Your Opinion: Success linked to self-reliance
Saturday, February 4, 2012
I am writing to support Transform Jefferson City based upon similar experience. While born in Jefferson City, I have been fortunate to work and live in other states and overseas before returning home for career and family. These opportunities have taken me to densely urban cultures as well as remote locations without roads, utilities, health care, sanitation, education, telecommunications, furniture, or newspapers for inhabitants. Always, successful communities were self-reliant. Transform Jefferson City is a means toward self-reliance.
In June 2010, a busload of interested Jefferson City residents was invited to participate in a community exchange to Topeka, Kan. Citizens there proudly displayed their economic plans for our neighboring state’s capital city. They shared research, including the results of grassroots efforts in Oklahoma City in the early 1990’s, whereby concerned residents proposed projects to voters as means to revitalize the city core.
Ironically, I was a young architect at the time, living in Oklahoma City and working on the team assigned to assist with this revitalization plan which became known as M.A.P.S (Metropolitan Area Projects.) The plan included new construction of a library, minor league baseball stadium, riverwalk park, sports arena, and downtown lake as well as renovation and expansion of the performing arts center, convention center, and fairgrounds facilities.
These were envisioned as catalysts for future development, and the plan was overwhelmingly approved by voters in 1994. Upon sunset of the tax, the projects were completed and debt free. Subsequent resulting benefits from the citizen-led initiative include private development, tourism, conventions, hotels, restaurants, recreation, sporting events, revitalization, retail, housing, and young talent/family attraction. Although the scale of Oklahoma City is larger, the premise of Transform Jefferson City is the same: citizens defining and targeting their own community improvements.
I also lived in Oklahoma City in 1995 when the Murrah Federal Building was tragically bombed. The devastation was loud and horrific.
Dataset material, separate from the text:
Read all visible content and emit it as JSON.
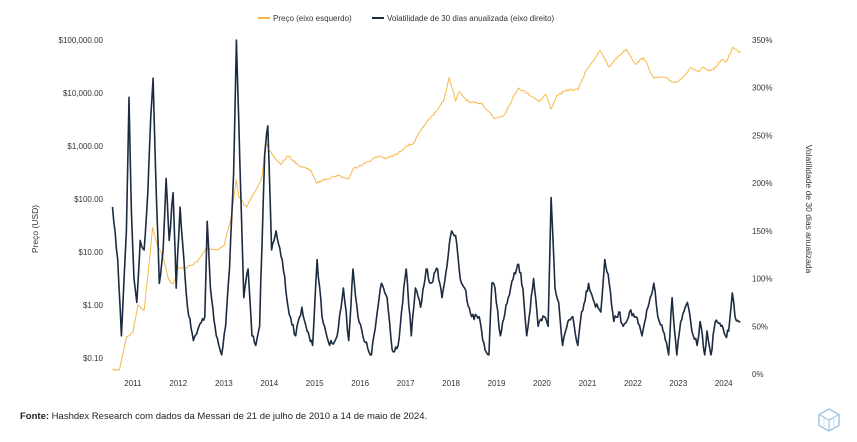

The coincidental timing of our planning efforts helped with healing by both rebuilding and improving the city. I witnessed incredibly positive results of a citizen-led effort. While trained to design buildings for human activity, I’ve seen the ability of citizens to improve their community by developing and implementing a plan.
Passage of Transform Jefferson City will positively impact our community for generations. I ask people to review the hard work of many residents to date and vote yes to Transform Jefferson City.